By: Reuters | 20 May 2009 | 10:47 AM ET
The price of a barrel of oil rose toward $62 Wednesday following official government data that showed a wider-than-expected fall in crude stockpiles last week.
U.S. light, sweet crude [US@CL.1 61.47 1.37 (+2.28%)] rose, and London Brent crude [GB@IB.1 60.14 1.22 (+2.07%)] traded higher.
US commercial crude oil inventories fell 2.1 million barrels for the week ended May 15, compared to the previous week, according to the Energy Information Administration. That's wider than the 0.2-million-barrel draw expected by analysts surveyed by Reuters.
Total motor gasoline inventories fell 4.3 million barrels, compared to the 1.2 million barrel fall expected by analysts.
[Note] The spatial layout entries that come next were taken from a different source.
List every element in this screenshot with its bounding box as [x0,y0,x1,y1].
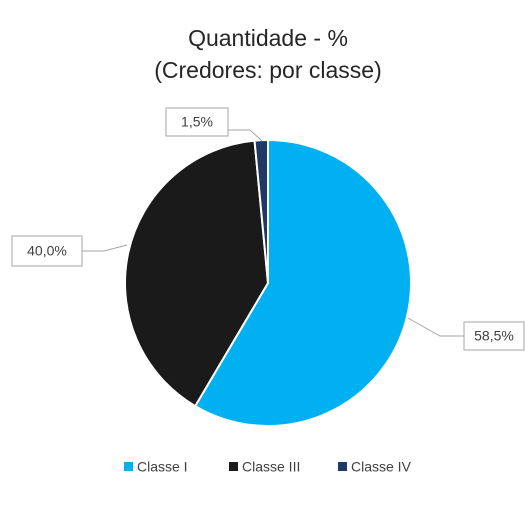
data-label: 58,5% [474,328,514,344]
leader-line [407,317,464,337]
pie-slice [193,138,412,427]
data-label: 40,0% [27,243,67,259]
data-label: 1,5% [181,114,213,130]
legend-label: Classe I [137,459,188,475]
legend-swatch [338,462,347,471]
legend-swatch [124,462,133,471]
legend-label: Classe III [242,459,300,475]
legend-swatch [229,462,238,471]
data-label-box [463,321,525,351]
pie-slice [124,139,270,408]
leader-line [228,129,263,142]
data-label-box [11,235,83,267]
data-label-box [165,107,229,137]
legend-label: Classe IV [351,459,412,475]
chart-title: Quantidade - % [188,25,348,51]
leader-line [82,244,128,252]
chart-subtitle: (Credores: por classe) [154,57,382,83]
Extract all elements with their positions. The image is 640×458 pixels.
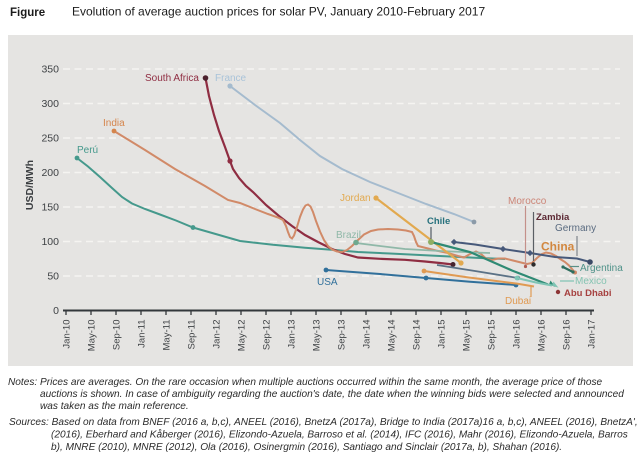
svg-text:auctions is shown. In case of: auctions is shown. In case of ambiguity … [40,389,624,400]
svg-text:Figure: Figure [10,7,45,19]
svg-text:Sep-12: Sep-12 [262,320,273,351]
svg-text:Sep-11: Sep-11 [187,320,198,350]
svg-text:Jordan: Jordan [340,193,371,204]
svg-text:France: France [215,73,247,84]
svg-text:Morocco: Morocco [508,196,547,207]
svg-text:350: 350 [41,64,59,76]
svg-text:May-13: May-13 [312,320,323,352]
svg-text:Mexico: Mexico [575,276,607,287]
svg-text:Sep-13: Sep-13 [337,320,348,351]
svg-text:Jan-12: Jan-12 [212,320,223,349]
svg-text:Jan-13: Jan-13 [287,320,298,349]
svg-text:Zambia: Zambia [536,212,570,223]
svg-text:was taken as the main referenc: was taken as the main reference. [40,401,189,412]
svg-text:May-11: May-11 [162,320,173,351]
svg-text:b), MNRE (2010), MNRE (2012),: b), MNRE (2010), MNRE (2012), Ola (2016)… [51,442,562,453]
svg-text:Notes: Prices are averages. On: Notes: Prices are averages. On the rare … [8,377,603,388]
svg-text:May-16: May-16 [537,320,548,352]
svg-text:Argentina: Argentina [580,263,623,274]
svg-text:Sep-15: Sep-15 [487,320,498,351]
svg-text:Evolution of average auction p: Evolution of average auction prices for … [72,5,485,19]
svg-text:Perú: Perú [77,145,98,156]
svg-text:Chile: Chile [427,216,450,227]
svg-text:May-15: May-15 [462,320,473,352]
svg-text:150: 150 [41,202,59,214]
svg-text:100: 100 [41,236,59,248]
svg-text:200: 200 [41,167,59,179]
svg-text:May-12: May-12 [237,320,248,352]
svg-text:Dubai: Dubai [505,296,531,307]
svg-text:Jan-16: Jan-16 [512,320,523,349]
svg-text:Jan-14: Jan-14 [362,320,373,349]
svg-text:May-10: May-10 [87,320,98,352]
svg-text:Germany: Germany [555,223,596,234]
svg-text:Sep-14: Sep-14 [412,320,423,351]
svg-text:Abu Dhabi: Abu Dhabi [564,288,612,299]
svg-text:Sep-16: Sep-16 [562,320,573,351]
svg-text:50: 50 [47,271,59,283]
svg-text:0: 0 [53,305,59,317]
svg-text:USA: USA [317,277,338,288]
svg-text:Jan-10: Jan-10 [62,320,73,349]
svg-text:(2016), Eberhard and Kåberger: (2016), Eberhard and Kåberger (2016), El… [51,429,628,441]
svg-text:India: India [103,118,125,129]
svg-text:Brazil: Brazil [336,230,361,241]
svg-text:Jan-17: Jan-17 [587,320,598,349]
svg-text:Jan-15: Jan-15 [437,320,448,349]
svg-text:Sep-10: Sep-10 [112,320,123,351]
svg-text:250: 250 [41,133,59,145]
svg-text:May-14: May-14 [387,320,398,352]
svg-text:Jan-11: Jan-11 [137,320,148,348]
svg-text:300: 300 [41,98,59,110]
svg-text:China: China [541,240,575,254]
svg-text:USD/MWh: USD/MWh [24,160,36,210]
svg-text:South Africa: South Africa [145,73,199,84]
svg-text:Sources: Based on data from BN: Sources: Based on data from BNEF (2016 a… [9,417,638,428]
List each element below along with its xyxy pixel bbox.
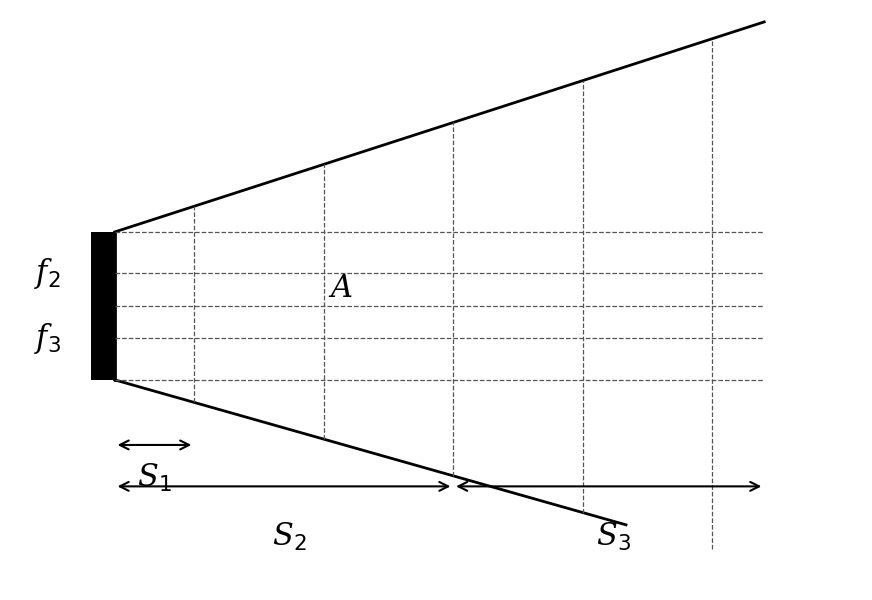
Bar [91, 232, 115, 380]
Text: S$_3$: S$_3$ [596, 521, 630, 553]
Text: S$_1$: S$_1$ [137, 461, 172, 494]
Text: S$_2$: S$_2$ [272, 521, 307, 553]
Text: A: A [330, 272, 352, 304]
Text: f$_2$: f$_2$ [34, 256, 61, 291]
Text: f$_3$: f$_3$ [34, 321, 62, 356]
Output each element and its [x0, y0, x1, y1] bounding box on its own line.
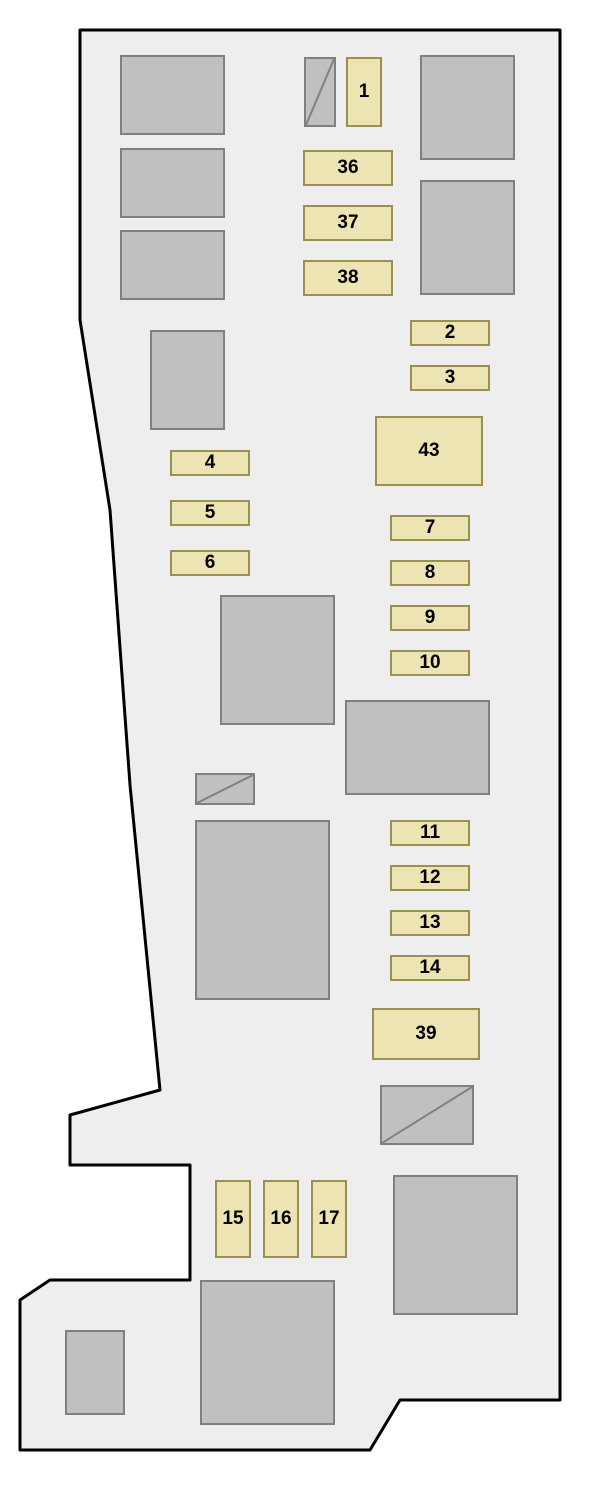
fuse-5: 5: [170, 500, 250, 526]
relay-slot: [200, 1280, 335, 1425]
fuse-label: 43: [377, 418, 481, 484]
fuse-label: 1: [348, 59, 380, 125]
fuse-14: 14: [390, 955, 470, 981]
fuse-36: 36: [303, 150, 393, 186]
relay-slot: [420, 180, 515, 295]
fuse-10: 10: [390, 650, 470, 676]
relay-slot: [120, 230, 225, 300]
fuse-label: 12: [392, 867, 468, 889]
relay-slot: [65, 1330, 125, 1415]
fuse-label: 11: [392, 822, 468, 844]
fuse-label: 4: [172, 452, 248, 474]
relay-slot: [345, 700, 490, 795]
fuse-43: 43: [375, 416, 483, 486]
fuse-37: 37: [303, 205, 393, 241]
spare-slot: [304, 57, 336, 127]
fuse-label: 3: [412, 367, 488, 389]
fuse-2: 2: [410, 320, 490, 346]
fuse-box-diagram: 1 36 37 38 2 3 4 5 6 43 7 8 9 10 11 12 13 14 39 151617: [0, 0, 593, 1501]
fuse-11: 11: [390, 820, 470, 846]
relay-slot: [195, 820, 330, 1000]
fuse-label: 14: [392, 957, 468, 979]
fuse-label: 7: [392, 517, 468, 539]
relay-slot: [220, 595, 335, 725]
fuse-15: 15: [215, 1180, 251, 1258]
fuse-8: 8: [390, 560, 470, 586]
fuse-label: 36: [305, 152, 391, 184]
fuse-label: 15: [217, 1182, 249, 1256]
relay-slot: [120, 55, 225, 135]
fuse-3: 3: [410, 365, 490, 391]
fuse-9: 9: [390, 605, 470, 631]
fuse-label: 13: [392, 912, 468, 934]
fuse-label: 16: [265, 1182, 297, 1256]
fuse-label: 2: [412, 322, 488, 344]
fuse-label: 37: [305, 207, 391, 239]
relay-slot: [150, 330, 225, 430]
fuse-4: 4: [170, 450, 250, 476]
fuse-label: 39: [374, 1010, 478, 1058]
fuse-16: 16: [263, 1180, 299, 1258]
fuse-12: 12: [390, 865, 470, 891]
relay-slot: [393, 1175, 518, 1315]
relay-slot: [420, 55, 515, 160]
fuse-6: 6: [170, 550, 250, 576]
fuse-1: 1: [346, 57, 382, 127]
fuse-label: 17: [313, 1182, 345, 1256]
fuse-38: 38: [303, 260, 393, 296]
relay-slot: [120, 148, 225, 218]
fuse-label: 38: [305, 262, 391, 294]
fuse-label: 5: [172, 502, 248, 524]
fuse-label: 6: [172, 552, 248, 574]
fuse-17: 17: [311, 1180, 347, 1258]
spare-slot: [380, 1085, 474, 1145]
spare-slot: [195, 773, 255, 805]
fuse-label: 9: [392, 607, 468, 629]
fuse-7: 7: [390, 515, 470, 541]
fuse-label: 10: [392, 652, 468, 674]
fuse-13: 13: [390, 910, 470, 936]
fuse-label: 8: [392, 562, 468, 584]
fuse-39: 39: [372, 1008, 480, 1060]
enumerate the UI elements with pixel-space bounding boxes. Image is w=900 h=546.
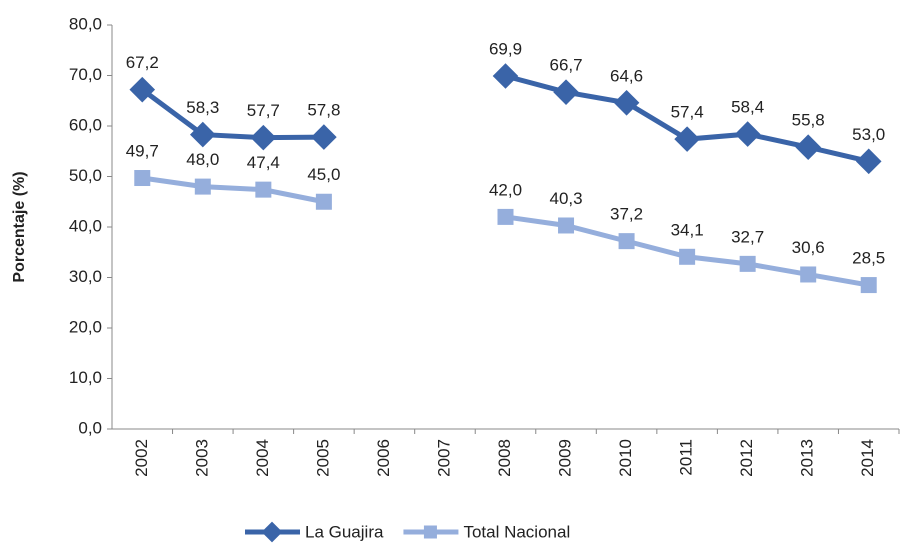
y-tick-label: 10,0 [69,368,102,387]
data-label: 58,4 [731,98,764,117]
marker [250,124,277,151]
legend-label: La Guajira [305,522,384,541]
data-label: 66,7 [549,56,582,75]
data-label: 67,2 [126,53,159,72]
x-tick-label: 2005 [313,439,332,477]
marker [311,124,337,150]
x-tick-label: 2007 [434,439,453,477]
legend-marker [423,525,437,539]
marker [134,170,151,187]
data-label: 28,5 [852,249,885,268]
marker [860,277,877,294]
y-axis-label: Porcentaje (%) [11,171,28,282]
x-tick-label: 2010 [616,439,635,477]
x-tick-label: 2003 [192,439,211,477]
data-label: 42,0 [489,180,522,199]
x-tick-label: 2008 [495,439,514,477]
marker [734,121,761,147]
marker [255,181,272,198]
y-tick-label: 40,0 [69,216,102,235]
data-label: 32,7 [731,227,764,246]
data-label: 30,6 [792,238,825,257]
legend-marker [261,521,283,543]
marker [613,89,640,116]
marker [190,121,216,148]
x-tick-label: 2011 [677,439,696,476]
data-label: 34,1 [671,220,704,239]
marker [739,255,756,272]
marker [795,134,821,161]
marker [497,208,514,225]
data-label: 37,2 [610,205,643,224]
x-tick-label: 2004 [253,439,272,477]
marker [492,63,519,89]
data-label: 57,4 [671,103,704,122]
marker [129,76,156,103]
legend-label: Total Nacional [463,522,570,541]
y-tick-label: 70,0 [69,65,102,84]
data-label: 55,8 [792,111,825,130]
data-label: 57,8 [307,101,340,120]
data-label: 45,0 [307,165,340,184]
data-label: 48,0 [186,150,219,169]
marker [194,178,211,195]
x-tick-label: 2014 [858,439,877,477]
marker [674,126,700,152]
data-label: 58,3 [186,98,219,117]
y-tick-label: 20,0 [69,317,102,336]
marker [558,217,575,234]
x-tick-label: 2009 [556,439,575,477]
y-tick-label: 0,0 [78,418,102,437]
y-tick-label: 50,0 [69,166,102,185]
y-tick-label: 60,0 [69,115,102,134]
marker [855,148,882,175]
data-label: 47,4 [247,153,280,172]
x-tick-label: 2002 [132,439,151,477]
x-tick-label: 2012 [737,439,756,477]
data-label: 53,0 [852,125,885,144]
data-label: 64,6 [610,66,643,85]
x-tick-label: 2013 [798,439,817,477]
x-tick-label: 2006 [374,439,393,477]
marker [679,248,696,265]
marker [800,266,817,283]
marker [553,79,579,105]
y-tick-label: 30,0 [69,267,102,286]
y-tick-label: 80,0 [69,14,102,33]
marker [618,233,635,250]
data-label: 69,9 [489,39,522,58]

And distillate fuel inventories rose 0.6 million barrels, while analysts had expected an increase of 1 million barrels.
Fire struck gasoline making units at two U.S. refineries this week, triggering a roughly 8 percent spike in U.S. gasoline futures that will likely filter through to retail pumps just as the summer driving season begins.
"It's all on the back of those refinery glitches and some Nigerian scuffle," said Rob Montefusco, an oil trader at Sucden Financial in London.
"All the economic data out this morning has been terrible, but if you strip it back, it's RBOB-led," Montefusco said.
Reformulated gasoline blendstock for oxygen blending, or RBOB, was trading at $1.8480 a gallon, up 2.39 percent on the day and its highest level since October 16, 2008.
Unrest in OPEC member Nigeria, Africa's top oil and gas exporter, also drove up prices this week.
Security forces clashed with militants on Tuesday near an oil flow station operated by Chevron in the western Niger Delta.
Italy's biggest oil and gas company ENI SpA on Wednesday declared force majeure for its Brass River export terminal in Nigeria, adding its output affected so far was 9,000 barrels per day.
Falling Stockpiles
Oil prices have been on an upward trend since mid-April on equity-led rallies. They have recovered from below $33 in December after a plunge from record highs above $147 in July.
On Tuesday after oil markets closed industry group the American Petroleum Institute (API) released data showing U.S. crude stocks fell by a much larger than expected 4.5 million barrels in the week to May 15.
Commodities markets have closely tracked the stock market in recent months as dealers seek signs of economic health.
Tokyo's Nikkei average was up 0.6 percent at the close, shrugging off data that showed Japan suffered a record contraction in the first quarter.
Oil data out of Tokyo, centre of the world's No. 2 economy, also showed gasoline inventories at their lowest level since September 2007 and kerosene stocks declining to a near three-year low in part due to strong sales.
The Algerian oil minister said the Organization of Petroleum Exporting Countries (OPEC), which has agreed to cut 4.2 million bpd of output since September to prop up prices, has no reason to cut output more when it next meets on May 28.
"If the price stays at this level ... I don't think there will be any reason to cut," said Algerian Energy and Mines Minister Chakib Khelil in Buenos Aires.